BRYAN, Texas — Many pet parents know the cardinal rules of heat safety for animals in the summer – keep them shaded and well-watered! The Aggieland Humane Society [AHS] shared some heat safety needs for animals you may not have even thought about, like the veterinary precaution: 'Don’t shave the dog!'
If your dog spends time outside during the summer, Texas law states that they must have access to shade and fresh water. But AHS staff said there are dangers to dogs whose only shelter is an enclosed space like a dog house or plastic igloo.
“Providing a dog house is not shade for your pet," said Leiha White, operations director with AHS. "That is just a heat box. They’re getting hotter and hotter in there. You can put a thermometer in there and you’ll find that dog house is likely well over 100 degrees.”

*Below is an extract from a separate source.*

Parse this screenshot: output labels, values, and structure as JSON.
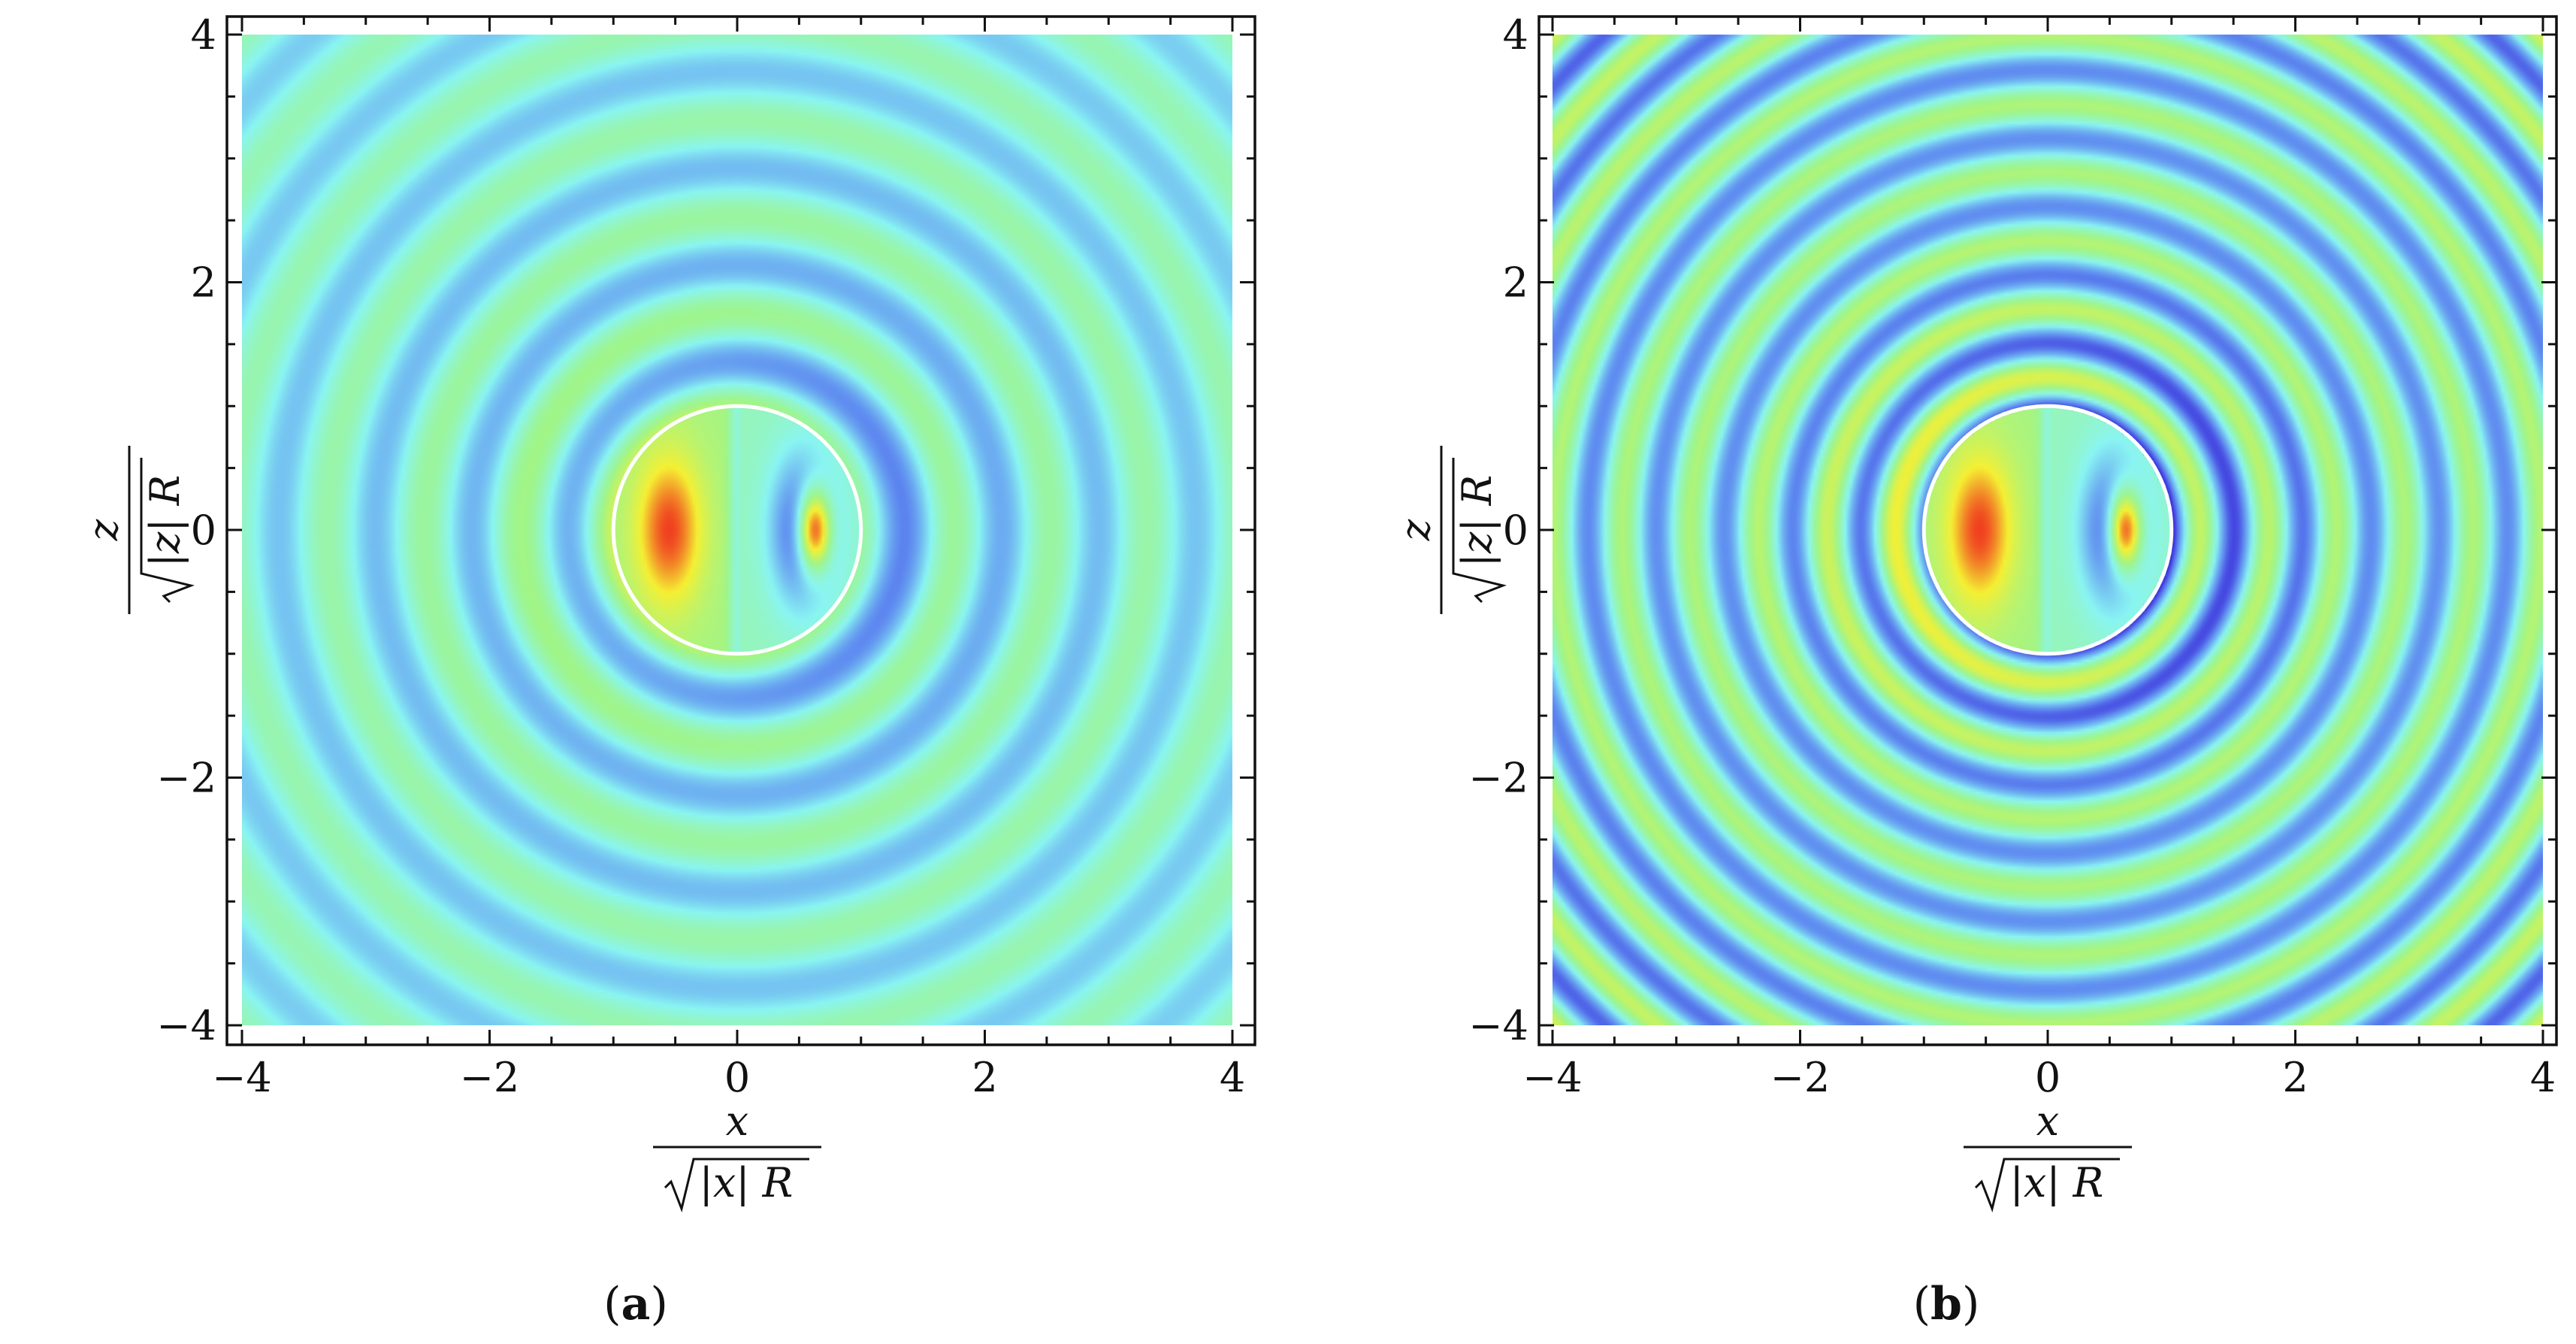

Dog owners know it’s important to exercise canine companions, especially ones with high energy. But unless you’ve got protective booties for their feet, pavement and asphalt will scald their paws. This is also true for the hot metal or plastic bed of a pickup truck, White said.
“Think about us when we go to lean on the bed of the pickup truck. Ow! Hot! Well, that is your dog’s feet," she said. "... Sometimes ranch and farm dogs want to [jump in the truck bed, when you’re going from one spot to another. Keep in mind how hot that is. In a very short amount of time you can burn the pads of your dog’s feet and they can’t walk. Then you’re out a resource there if they are a working dog.”
While some breeds like poodles may need the occasional trim, organizations like the Texas A&M College of Veterinary Medicine warn that shaving a long-haired dog like a husky can actually make them more susceptible to heat.
“It definitely depends on the type of dog you have," said Savannah Gaines, also with AHS. "Your groomer will be able to point you in the right direction. Some dogs have double coats and it actually keeps them cool, so you don’t want to shave them.”
The shelter staff said that dogs don’t always know when to stop playing and running when they’re about to have a heat stroke. Animal owners are encouraged to out for disorientation, sticky saliva, rapid breathing, diarrhea, and vomiting in dogs, according to the Texas Veterinary Medical Foundation.
Much of these symptoms are the same for cats left outside.